Quand il était jeune, le Père Jean ne pouvait étudier qu’au prix de grandes difficultés, mais ses prières d’enfant en larmes adressées au Seigneur lui ouvrirent l’esprit, et lui permirent de terminer en tête le cycle des études du Séminaire et d’entrer à l’Académie de Théologie de Saint-Pétersbourg en qualité de boursier. A la même époque, Batiouchka vit en songe une église dans laquelle quelqu’un le guidait. Lorsqu’il fut affecté à Kronstadt en qualité de prêtre, et qu’il entra pour la première fois dans la Cathédrale Saint André, il fut extrêmement surpris de ce que c’était précisément ce lieu qu’il avait vu dans son rêve. Le début de la vie à Kronstadt ne fut guère favorable aux labeurs pastoraux du Père Jean. Il s’installa entouré d’une famille nombreuse, dans un appartement exigu. Ces conditions devaient manifestement gêner la concentration spirituelle, mais Batiouchka parvint à développer en lui la pensée de Dieu dans pareilles conditions : lorsque prier y devenait difficile, il sortait et marchait jusqu’aux confins de la ville afin de contempler le Seigneur, isolé en pleine nature. Parmi les premières mesures pastorales qu’il adopta, le Père Jean se fixa la tâche de célébrer la Liturgie quotidiennement. Mais dans la mesure où le clergé local comptait plusieurs prêtres, la mise en œuvre de ce souhait s’avéra malaisée. Il dût demander la permission de célébrer, et certains de ses confrères la lui refusèrent. Batiouchka se sentit plus libre en devenant remplaçant. L’humeur de Batiouchka l’inclinait toujours vers la contemplation spirituelle. Lorsqu’il était encore jeune, quand il entrait dans l’église et qu’il en sortait, il tournait le regard vers les cieux et élevait les mains comme pour prier. Surprise par ce comportement, la foule était prête à considérer ce prêtre comme anormal. Mais cela ne se confirma pas, même parmi les autres prêtres qui concélébraient en la cathédrale. Au début de son activité pastorale, son dynamisme parut si inhabituel que sa hiérarchie le fit appeler à plusieurs reprises afin de recevoir des explications, et était prête à limiter cette activité, mais le Seigneur Dieu Lui-même protégeait Son élu des injustices et de la répression inutile, amenant progressivement tous les opposants à prendre conscience de la justesse du luminaire de Kronstadt.

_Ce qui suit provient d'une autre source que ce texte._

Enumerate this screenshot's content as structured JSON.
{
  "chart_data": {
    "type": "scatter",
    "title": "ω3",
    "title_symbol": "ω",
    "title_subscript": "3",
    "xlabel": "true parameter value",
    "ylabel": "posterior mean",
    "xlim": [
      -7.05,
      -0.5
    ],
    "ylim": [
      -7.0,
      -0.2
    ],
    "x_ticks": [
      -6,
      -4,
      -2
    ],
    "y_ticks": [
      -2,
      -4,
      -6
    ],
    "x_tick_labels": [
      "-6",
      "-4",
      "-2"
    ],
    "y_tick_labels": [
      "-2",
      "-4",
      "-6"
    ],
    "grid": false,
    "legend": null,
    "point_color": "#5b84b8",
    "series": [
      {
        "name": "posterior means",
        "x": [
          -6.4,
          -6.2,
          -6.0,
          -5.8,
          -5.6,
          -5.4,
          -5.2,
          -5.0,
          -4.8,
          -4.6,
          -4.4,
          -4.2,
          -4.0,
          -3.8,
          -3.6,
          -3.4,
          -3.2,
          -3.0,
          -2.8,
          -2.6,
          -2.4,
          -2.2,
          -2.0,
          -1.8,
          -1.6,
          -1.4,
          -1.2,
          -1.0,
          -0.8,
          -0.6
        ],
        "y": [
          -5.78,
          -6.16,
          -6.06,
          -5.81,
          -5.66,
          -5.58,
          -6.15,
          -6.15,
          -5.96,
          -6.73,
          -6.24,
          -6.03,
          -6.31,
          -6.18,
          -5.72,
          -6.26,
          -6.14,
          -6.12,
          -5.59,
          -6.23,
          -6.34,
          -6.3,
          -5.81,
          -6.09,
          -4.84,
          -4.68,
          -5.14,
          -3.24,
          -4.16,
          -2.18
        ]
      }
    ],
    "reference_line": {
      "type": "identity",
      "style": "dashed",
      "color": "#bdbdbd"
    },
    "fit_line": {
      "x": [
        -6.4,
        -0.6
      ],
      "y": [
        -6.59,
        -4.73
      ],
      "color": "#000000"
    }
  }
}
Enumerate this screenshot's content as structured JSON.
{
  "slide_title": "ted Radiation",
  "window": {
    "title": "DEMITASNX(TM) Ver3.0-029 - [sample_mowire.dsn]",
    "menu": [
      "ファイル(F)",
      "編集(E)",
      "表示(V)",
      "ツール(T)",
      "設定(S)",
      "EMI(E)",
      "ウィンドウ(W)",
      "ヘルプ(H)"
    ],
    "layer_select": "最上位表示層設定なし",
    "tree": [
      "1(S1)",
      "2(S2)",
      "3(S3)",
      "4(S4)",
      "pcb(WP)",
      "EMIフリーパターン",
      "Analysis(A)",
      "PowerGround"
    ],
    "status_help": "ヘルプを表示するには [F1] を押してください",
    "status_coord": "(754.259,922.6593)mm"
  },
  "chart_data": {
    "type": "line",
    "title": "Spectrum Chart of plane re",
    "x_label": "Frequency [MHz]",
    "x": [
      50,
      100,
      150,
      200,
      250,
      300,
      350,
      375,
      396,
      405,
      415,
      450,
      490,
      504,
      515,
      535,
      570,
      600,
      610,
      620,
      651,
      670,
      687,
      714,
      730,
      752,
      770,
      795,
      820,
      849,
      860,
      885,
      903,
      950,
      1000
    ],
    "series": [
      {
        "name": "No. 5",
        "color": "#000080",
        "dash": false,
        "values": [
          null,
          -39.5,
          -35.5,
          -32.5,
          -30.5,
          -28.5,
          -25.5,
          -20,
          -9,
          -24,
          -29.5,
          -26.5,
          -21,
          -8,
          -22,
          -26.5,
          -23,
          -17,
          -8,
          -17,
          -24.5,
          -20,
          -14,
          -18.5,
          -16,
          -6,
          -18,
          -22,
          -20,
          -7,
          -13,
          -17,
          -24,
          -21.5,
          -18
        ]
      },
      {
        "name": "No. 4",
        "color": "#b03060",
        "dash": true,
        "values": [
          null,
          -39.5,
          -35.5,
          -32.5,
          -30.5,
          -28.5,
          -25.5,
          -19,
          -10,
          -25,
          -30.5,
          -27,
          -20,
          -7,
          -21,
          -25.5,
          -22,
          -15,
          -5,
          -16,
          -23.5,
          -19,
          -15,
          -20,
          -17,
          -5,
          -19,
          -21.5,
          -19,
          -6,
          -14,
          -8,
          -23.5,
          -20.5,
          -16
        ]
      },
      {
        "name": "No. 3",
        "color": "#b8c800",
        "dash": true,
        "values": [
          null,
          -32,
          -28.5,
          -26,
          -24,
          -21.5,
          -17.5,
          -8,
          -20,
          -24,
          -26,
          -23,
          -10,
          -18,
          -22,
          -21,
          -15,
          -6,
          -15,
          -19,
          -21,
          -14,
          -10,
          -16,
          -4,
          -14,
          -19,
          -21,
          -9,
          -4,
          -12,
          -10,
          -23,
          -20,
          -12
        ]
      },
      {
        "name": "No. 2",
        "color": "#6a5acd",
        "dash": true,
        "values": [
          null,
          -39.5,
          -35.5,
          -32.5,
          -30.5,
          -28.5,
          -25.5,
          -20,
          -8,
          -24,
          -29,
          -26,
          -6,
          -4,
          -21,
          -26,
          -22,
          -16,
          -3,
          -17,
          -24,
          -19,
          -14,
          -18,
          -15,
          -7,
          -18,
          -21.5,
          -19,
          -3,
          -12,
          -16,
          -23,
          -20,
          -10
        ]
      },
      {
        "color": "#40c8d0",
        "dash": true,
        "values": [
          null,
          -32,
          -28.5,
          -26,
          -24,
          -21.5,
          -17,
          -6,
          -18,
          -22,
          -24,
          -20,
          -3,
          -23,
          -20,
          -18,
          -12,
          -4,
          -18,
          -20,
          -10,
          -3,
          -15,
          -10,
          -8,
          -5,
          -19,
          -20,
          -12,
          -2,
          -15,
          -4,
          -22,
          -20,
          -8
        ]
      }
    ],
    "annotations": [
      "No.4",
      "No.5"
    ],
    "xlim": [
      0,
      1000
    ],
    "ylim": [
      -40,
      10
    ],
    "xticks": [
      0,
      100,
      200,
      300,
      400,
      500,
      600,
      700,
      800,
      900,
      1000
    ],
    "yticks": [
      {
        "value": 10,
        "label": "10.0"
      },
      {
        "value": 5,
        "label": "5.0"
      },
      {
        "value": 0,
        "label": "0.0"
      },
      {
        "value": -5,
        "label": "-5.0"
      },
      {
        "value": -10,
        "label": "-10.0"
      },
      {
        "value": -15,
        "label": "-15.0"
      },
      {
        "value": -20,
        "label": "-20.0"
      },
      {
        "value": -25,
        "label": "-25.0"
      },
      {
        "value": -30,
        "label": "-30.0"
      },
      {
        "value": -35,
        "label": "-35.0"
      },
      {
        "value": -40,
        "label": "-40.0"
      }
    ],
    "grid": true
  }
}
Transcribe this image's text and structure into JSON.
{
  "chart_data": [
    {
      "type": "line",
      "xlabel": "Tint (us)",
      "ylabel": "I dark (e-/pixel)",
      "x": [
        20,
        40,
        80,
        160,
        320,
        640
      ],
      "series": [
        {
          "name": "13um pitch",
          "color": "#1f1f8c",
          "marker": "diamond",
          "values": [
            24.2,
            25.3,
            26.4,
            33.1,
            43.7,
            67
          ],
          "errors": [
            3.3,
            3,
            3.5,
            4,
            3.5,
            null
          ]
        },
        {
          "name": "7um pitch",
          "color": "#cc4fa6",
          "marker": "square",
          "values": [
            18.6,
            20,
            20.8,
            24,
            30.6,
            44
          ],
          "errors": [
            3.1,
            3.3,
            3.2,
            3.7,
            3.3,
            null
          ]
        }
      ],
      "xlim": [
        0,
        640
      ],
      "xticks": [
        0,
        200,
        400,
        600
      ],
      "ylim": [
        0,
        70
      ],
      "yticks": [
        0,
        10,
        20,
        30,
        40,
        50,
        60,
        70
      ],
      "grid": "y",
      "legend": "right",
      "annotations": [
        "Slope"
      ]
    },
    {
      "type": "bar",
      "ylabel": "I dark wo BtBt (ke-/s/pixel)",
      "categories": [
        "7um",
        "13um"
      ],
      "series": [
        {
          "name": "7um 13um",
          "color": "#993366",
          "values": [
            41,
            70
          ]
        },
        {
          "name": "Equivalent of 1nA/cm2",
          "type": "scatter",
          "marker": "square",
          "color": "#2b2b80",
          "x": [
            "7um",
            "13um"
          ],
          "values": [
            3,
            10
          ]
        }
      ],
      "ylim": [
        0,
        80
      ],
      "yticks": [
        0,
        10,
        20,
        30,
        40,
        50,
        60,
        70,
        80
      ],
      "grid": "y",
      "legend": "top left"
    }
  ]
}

Parfois, le Père Jean était assailli par la dureté spirituelle, comme il disait, conséquence du départ de la grâce de Dieu. Mais son esprit ne faiblissait pas et continuait à lutter et à prier : «Seigneur, tu m’as abandonné à cause de mon péché, mais moi je ne T’abandonne pas et je crierai toujours pour recevoir miséricorde». Au cours de toute sa vie, le Père Jean subit de nombreuses persécutions et d’ennuis de la part de ceux qui, soi-disant, le vénéraient; il fut même outragé dans l’église, mais comme un authentique pasteur, éprouvant toujours envers les gens une sainte et priante sollicitude, il sortit sans tache de toutes les intrigues diaboliques menées contre lui à travers les gens.
Après avoir célébré la Divine Liturgie, le Père Jean aimait s’isoler et lire le Saint Évangile, et penser à Dieu. Et c’était compréhensible. Son esprit et son cœur étaient toujours tournés vers le Céleste. Dès lors, après avoir communié aux Vivifiants Mystères Christiques, entrant alors en réelle unité avec le Seigneur, il ne voulait absolument pas perdre les fruits spirituels de la Sainte Communion, la paix, la joie et la béatitude, si facilement dilapidés dans les agitations du monde. Régulièrement, le Père Jean lisait la Parole de Dieu et en expliquait le sens à ses proches, particulièrement pendant ses voyages en bateau. Tenant en ses mains le Livre de Vie, Mère Ioanna me dit : «Bénies étaient ces minutes! Les explications de Batiouchka étaient simples, imprégnées d’une foi profonde et de l’amour pour le Seigneur. Pendant ces moments, mon cœur battait fortement, de consolation et de ravissement spirituels».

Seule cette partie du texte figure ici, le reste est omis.